I recently ran across this critical view of “bureaucratic language” in journalism. According to the writer interviewed:
“[Bureaucratic language] removes the actors from their actions, thereby obscuring attributions of responsibility and leaving the reader with little information about cause and effect. These absences are particularly problematic when it comes to reporting on complex political and social issues. If one of the roles of journalism is to promote accountability, then our reporting must not shield responsible actors through our syntactic structure.”
The example in the article is that of an “officer-involved shooting” – which is a particularly tortured way to avoid saying directly that an officer shot a civilian. The construction is not technically the passive voice, but has the same effect, erasing the person who’s actually doing something, in this case, shooting someone.
For me, one way to avoid this weaselly wording is a grammatical principle that I initially encountered a few years ago in the University of Chicago's "Little Red Schoolhouse" and the related book Style: Toward Clarity and Grace, by Joseph Williams. The principle is now the basis for much of my line editing.
As I'm reading a draft manuscript, I identify its main “characters,” the handful of agents (human or nonhuman, concrete or abstract) that the text is intended to be about. In academic articles, these are often the keywords; for this short blog post, they are something like bureaucratic language, the quality of writing, characters, accountability, etc.

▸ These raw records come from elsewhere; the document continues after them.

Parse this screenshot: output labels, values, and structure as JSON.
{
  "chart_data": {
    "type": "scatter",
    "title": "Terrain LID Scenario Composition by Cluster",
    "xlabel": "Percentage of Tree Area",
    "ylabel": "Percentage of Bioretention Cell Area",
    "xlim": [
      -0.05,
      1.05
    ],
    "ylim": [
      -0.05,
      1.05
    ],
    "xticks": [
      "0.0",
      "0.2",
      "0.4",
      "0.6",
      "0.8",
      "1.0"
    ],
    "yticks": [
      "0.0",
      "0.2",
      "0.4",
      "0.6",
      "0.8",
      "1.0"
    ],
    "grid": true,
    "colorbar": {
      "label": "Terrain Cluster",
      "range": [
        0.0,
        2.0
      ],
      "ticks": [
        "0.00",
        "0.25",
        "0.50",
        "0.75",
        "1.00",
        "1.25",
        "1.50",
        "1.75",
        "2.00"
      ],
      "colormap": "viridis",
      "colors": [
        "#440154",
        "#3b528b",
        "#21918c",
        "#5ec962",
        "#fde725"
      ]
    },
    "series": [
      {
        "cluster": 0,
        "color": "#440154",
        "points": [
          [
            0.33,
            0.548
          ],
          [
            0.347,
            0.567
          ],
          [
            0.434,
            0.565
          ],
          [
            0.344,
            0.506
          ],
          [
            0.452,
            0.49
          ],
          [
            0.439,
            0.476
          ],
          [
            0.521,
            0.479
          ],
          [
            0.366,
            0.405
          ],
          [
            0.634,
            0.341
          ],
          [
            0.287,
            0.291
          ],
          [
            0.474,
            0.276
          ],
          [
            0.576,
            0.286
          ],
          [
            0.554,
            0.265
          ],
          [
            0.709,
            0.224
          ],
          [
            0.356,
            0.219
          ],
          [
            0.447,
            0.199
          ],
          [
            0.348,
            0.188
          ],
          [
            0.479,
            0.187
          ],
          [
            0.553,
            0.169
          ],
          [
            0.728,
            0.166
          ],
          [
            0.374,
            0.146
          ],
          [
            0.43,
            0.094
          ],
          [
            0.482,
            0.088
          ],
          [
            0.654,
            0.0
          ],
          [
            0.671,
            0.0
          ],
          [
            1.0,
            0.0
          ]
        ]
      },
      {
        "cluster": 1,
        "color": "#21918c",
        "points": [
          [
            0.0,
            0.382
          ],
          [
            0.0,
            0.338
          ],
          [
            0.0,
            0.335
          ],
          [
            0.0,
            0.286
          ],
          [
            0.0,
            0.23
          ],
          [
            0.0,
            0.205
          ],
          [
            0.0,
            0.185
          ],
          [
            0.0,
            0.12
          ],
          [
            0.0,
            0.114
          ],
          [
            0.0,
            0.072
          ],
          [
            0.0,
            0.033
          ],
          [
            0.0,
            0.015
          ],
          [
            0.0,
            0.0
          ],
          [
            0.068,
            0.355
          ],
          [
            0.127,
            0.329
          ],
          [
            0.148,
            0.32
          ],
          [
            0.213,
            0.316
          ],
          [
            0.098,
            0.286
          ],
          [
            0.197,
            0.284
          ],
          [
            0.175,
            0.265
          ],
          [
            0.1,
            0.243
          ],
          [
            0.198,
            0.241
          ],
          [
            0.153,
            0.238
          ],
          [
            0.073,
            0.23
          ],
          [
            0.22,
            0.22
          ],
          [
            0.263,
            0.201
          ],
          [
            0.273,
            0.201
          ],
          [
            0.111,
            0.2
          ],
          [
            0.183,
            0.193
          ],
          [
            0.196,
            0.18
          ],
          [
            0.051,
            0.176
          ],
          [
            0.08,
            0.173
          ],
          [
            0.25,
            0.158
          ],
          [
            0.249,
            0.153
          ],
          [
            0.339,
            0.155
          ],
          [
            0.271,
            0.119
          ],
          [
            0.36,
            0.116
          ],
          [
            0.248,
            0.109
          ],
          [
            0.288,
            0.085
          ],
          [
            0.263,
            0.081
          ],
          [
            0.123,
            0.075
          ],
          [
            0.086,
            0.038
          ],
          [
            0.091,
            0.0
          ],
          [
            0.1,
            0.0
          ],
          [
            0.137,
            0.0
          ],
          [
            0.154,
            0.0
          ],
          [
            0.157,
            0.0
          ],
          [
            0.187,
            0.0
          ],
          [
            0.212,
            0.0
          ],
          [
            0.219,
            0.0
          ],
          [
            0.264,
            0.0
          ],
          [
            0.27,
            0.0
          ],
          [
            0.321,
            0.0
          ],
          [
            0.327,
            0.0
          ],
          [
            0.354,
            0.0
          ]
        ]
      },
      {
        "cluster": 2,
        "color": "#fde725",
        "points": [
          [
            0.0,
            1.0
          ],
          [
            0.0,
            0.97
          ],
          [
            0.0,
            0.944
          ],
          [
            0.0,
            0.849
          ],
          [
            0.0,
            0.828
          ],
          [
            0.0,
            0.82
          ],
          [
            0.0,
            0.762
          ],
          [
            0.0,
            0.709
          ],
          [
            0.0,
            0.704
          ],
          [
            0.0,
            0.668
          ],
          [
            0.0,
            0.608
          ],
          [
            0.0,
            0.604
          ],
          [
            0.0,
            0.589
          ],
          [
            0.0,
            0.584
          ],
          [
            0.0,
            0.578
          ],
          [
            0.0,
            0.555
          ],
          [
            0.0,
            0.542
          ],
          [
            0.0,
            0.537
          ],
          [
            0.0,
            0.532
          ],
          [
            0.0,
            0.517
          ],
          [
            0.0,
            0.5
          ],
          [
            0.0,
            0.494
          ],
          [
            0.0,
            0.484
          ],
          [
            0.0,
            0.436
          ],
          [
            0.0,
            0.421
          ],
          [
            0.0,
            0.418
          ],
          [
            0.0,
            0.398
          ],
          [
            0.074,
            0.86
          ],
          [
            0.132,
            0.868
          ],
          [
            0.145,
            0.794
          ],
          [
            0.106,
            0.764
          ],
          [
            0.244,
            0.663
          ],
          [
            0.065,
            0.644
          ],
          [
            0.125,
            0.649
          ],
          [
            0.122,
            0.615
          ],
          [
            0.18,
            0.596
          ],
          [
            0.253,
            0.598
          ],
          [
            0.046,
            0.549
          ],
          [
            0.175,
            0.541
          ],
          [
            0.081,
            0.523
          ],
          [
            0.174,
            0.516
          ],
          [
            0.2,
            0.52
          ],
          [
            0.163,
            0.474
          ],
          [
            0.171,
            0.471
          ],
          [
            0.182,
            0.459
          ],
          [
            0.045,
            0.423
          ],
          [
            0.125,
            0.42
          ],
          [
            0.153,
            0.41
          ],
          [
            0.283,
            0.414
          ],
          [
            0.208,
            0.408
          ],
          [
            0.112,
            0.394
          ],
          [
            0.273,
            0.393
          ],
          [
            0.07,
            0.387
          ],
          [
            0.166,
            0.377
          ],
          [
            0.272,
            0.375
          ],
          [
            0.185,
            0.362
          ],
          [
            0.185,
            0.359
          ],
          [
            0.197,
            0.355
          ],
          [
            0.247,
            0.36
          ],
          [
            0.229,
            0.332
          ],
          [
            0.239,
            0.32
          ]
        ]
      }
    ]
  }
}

Then I go back through the document line by line and make suggested edits so that most of the sentences have those characters as their main (grammatical) subjects. Of course not all of the sentences need to be structured that way; there are other details or tangents that the author likely wants to cover.
This approach is mostly about improving the clarity and cadence of the text. But it also can help ensure that the "man behind the curtain," so to speak, is revealed.
For more on this “debasement of language" in the name of obscuring powerful actors, see George Orwell’s 1946 essay “Politics and the English Language" or the call from contemporary writer Rebecca Solnit to describe climate change as a form of violence.